Monday, July 20, 2009

Tsk, tsk...


Is it any wonder I wish to disassociate from most of the rest of my species, when the passing of Walter Cronkite garners a mere fraction of the media -- and popular -- attention than that of Michael Jackson's demise? Priorities, people!

(Menopausal Stoners has some share-worthy thoughts relevant to all this.)

It's kind of a wonder that WC hung around the planet as long as he did, considering the state of "news" journalism these past couple of decades. Maybe those of us old enough to remember Cronkite, Huntley, Brinkley, and the other pre-CNN newscasters shirked our responsibility to re-direct the misdirected corporate news entities when they wandered so far off the path. Then again, it was the '80s, and lots of people lost their way back then. It was morning in America, and we hadn't had our coffee yet.

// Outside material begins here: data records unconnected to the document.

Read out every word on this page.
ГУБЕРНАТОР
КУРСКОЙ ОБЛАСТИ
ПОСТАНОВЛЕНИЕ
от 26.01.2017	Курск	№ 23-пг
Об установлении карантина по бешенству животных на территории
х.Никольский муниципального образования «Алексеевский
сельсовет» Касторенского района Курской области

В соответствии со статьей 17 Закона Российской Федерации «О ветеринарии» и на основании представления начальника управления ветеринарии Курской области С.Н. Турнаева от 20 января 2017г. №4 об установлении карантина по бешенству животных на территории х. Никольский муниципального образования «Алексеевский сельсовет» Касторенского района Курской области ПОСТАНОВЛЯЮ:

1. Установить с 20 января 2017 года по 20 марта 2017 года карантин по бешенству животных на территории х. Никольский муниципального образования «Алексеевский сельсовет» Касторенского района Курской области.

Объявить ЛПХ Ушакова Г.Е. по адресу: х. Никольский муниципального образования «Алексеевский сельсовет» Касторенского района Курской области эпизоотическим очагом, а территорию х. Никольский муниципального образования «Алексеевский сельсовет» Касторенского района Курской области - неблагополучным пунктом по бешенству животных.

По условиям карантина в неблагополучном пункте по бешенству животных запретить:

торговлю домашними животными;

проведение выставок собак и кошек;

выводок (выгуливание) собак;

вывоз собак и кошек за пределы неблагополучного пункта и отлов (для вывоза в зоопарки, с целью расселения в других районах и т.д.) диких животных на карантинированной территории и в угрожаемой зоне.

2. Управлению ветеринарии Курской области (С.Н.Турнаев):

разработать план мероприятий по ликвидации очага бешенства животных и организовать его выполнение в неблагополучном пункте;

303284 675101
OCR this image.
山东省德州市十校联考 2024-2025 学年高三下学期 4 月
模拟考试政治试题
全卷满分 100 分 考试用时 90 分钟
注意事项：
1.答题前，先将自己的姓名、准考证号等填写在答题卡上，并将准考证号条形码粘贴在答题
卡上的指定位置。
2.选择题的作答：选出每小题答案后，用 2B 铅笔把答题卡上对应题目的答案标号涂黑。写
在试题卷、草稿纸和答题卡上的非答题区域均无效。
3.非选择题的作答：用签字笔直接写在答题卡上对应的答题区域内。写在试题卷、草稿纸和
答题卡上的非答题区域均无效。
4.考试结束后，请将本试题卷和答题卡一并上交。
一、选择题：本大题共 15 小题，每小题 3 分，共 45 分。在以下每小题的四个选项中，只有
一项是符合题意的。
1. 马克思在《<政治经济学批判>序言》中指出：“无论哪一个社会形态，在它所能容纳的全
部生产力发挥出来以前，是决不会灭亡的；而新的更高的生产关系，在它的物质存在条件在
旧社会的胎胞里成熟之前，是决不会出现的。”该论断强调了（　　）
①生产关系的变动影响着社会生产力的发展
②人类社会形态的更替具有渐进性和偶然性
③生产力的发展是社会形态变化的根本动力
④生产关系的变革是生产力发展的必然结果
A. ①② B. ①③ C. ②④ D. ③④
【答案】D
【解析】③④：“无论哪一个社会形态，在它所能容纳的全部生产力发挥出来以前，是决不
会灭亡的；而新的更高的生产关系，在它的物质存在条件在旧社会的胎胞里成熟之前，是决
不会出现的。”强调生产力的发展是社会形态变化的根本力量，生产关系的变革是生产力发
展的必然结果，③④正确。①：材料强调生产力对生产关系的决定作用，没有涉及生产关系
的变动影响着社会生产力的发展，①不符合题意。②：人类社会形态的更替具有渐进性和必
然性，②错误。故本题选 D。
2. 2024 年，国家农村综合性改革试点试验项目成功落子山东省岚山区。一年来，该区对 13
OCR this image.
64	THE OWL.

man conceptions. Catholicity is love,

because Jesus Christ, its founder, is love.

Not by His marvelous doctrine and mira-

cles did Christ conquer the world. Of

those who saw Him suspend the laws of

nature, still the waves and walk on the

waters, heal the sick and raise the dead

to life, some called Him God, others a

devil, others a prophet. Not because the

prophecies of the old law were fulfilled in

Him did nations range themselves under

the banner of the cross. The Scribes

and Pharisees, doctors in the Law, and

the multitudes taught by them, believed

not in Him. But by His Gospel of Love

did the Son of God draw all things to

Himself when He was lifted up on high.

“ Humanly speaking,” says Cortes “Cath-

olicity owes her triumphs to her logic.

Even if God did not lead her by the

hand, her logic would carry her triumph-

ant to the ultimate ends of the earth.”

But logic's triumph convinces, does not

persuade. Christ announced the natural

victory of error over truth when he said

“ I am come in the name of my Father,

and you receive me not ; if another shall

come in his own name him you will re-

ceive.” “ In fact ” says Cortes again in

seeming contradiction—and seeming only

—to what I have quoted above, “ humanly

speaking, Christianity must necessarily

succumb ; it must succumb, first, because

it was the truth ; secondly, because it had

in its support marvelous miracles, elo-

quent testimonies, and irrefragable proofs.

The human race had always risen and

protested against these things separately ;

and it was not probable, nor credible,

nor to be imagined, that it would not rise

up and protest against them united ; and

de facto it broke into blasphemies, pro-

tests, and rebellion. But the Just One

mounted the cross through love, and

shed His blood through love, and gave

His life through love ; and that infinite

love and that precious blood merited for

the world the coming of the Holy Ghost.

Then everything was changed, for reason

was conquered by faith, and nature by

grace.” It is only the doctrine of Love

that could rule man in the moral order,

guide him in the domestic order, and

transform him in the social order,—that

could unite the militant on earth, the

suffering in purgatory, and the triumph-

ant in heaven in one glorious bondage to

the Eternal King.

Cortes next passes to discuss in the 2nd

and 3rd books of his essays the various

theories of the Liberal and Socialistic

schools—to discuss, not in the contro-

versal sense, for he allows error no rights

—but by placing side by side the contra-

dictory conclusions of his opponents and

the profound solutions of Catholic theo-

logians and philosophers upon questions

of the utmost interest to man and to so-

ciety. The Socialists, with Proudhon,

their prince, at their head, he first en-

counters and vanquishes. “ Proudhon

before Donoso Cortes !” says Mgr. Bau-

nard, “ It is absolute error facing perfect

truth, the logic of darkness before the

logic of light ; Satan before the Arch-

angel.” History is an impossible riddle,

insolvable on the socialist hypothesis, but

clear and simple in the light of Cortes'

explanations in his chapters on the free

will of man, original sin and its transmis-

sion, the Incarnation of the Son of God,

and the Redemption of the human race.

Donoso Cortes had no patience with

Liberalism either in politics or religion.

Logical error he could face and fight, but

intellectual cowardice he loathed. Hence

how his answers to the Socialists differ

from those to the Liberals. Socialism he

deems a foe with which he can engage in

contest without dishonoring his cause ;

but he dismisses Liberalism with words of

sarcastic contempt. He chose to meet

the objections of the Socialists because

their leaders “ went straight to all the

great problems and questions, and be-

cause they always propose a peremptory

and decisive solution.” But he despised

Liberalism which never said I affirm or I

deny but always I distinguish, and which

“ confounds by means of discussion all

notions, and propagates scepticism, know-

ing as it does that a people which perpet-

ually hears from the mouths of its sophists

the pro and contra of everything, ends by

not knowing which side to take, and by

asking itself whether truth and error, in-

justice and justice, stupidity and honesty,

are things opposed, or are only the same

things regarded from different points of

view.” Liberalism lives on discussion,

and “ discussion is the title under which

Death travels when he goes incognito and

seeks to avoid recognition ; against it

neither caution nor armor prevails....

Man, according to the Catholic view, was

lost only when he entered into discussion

Here's to you, Uncle Walter...

Sunday, July 12, 2009

Ode to a Peach

(Revisiting a 2005 post I made to Journalspace, because my brain is taking the weekend off!)
It's that time -- roadside stands tempt -- baskets overflowing with blushing local peaches catch my eye as I drive by. A far cry from the grocery store's pithy, pathetic California peaches, prematurely plucked from their natal boughs, these peaches were nurtured to full peachhood. They are the peaches poets write about, singers sing about, painters portray. When I'm feeling just peachy, these are the peaches I emulate.

The peach (Prunus persica to you taxonomists) is perhaps the most carnal of fruits, but I don't need to tell you that. You've already noticed how familiar the soft, fuzzy skin feels, compared its almost anatomical cleft to corporeal counterparts. In fact it is difficult, if not impossible, to describe a peach without resorting to language that violates numerous sections of the Hays Code. And to relate the act of eating one, well.... I blush like a peach just thinking about it.

Eating a peach involves all the senses. Whether your personal aesthetic is prurient or puritanical, you will recognize the honeyed aroma of a ripe peach, and your eyes appreciate its sunset-hued peachidermis. Feel the nap covering its circumference. Hear the embarrassingly necessary slurping and sucking sounds that accompany the enjoyment of a really ripe peach. Taste the just-barely-acid nectar of the fruit that spreads across your tongue like liquid velvet syrup. Do you really believe Eve tempted Adam with a mere MacIntosh? No, it had to have been a peach.

Once the pulp is eaten and any juicy evidence disposed of by the means of your choosing, there remains the peach pit. This crenellated vessel of future generations of peaches deserves further comtemplation. If you're not going to cultivate your own orchard, you may consider the intricate art of peach pit carving. This is recommended over more sinister applications for the stone's interior seed, which contains cyanogenic compounds -- although presumably it would take a peck of peach pits to do actual harm.

Peaches, like life, deliver the bitter and the sweet. Buy peaches ripe, store them at room temperature. If you must refrigerate them, let them warm before eating to enjoy the full spectrum of sweet juciness. Or is that juicy sweetness? Either way, the season is all too short.

(For further reading on the enjoyment of fruits, forbidden and otherwise, I direct you to Christina Rosetti's poem "Goblin Market". Evidence that not all Victorians were so -- Victorian.)

Sunday, July 5, 2009

The question nobody asks . . .

"How many times can we ask the same question, Ms. Intelliwench, before you blast us with imaginary death-rays and wish us gone from the face of the Earth?"

It's day nine of the month-long summer institute I organize, and I haven't killed anybody . . . yet. It's getting more and more difficult, though, to sound sweet and helpful when someone asks, ten minutes after I deliver the information both verbally and via handout, what the library's hours are, or what time we meet for such-and-such tour, or where the sign-up sheet for this-thing-or-the-other is. The institute participants are all college faculty themselves, which makes pandering to their inattentiveness even more difficult.

The good news is that I have finally been getting at least 6 hours of sleep a night.

The bad news is that it's only day 9 of the month-long summer institute I organize.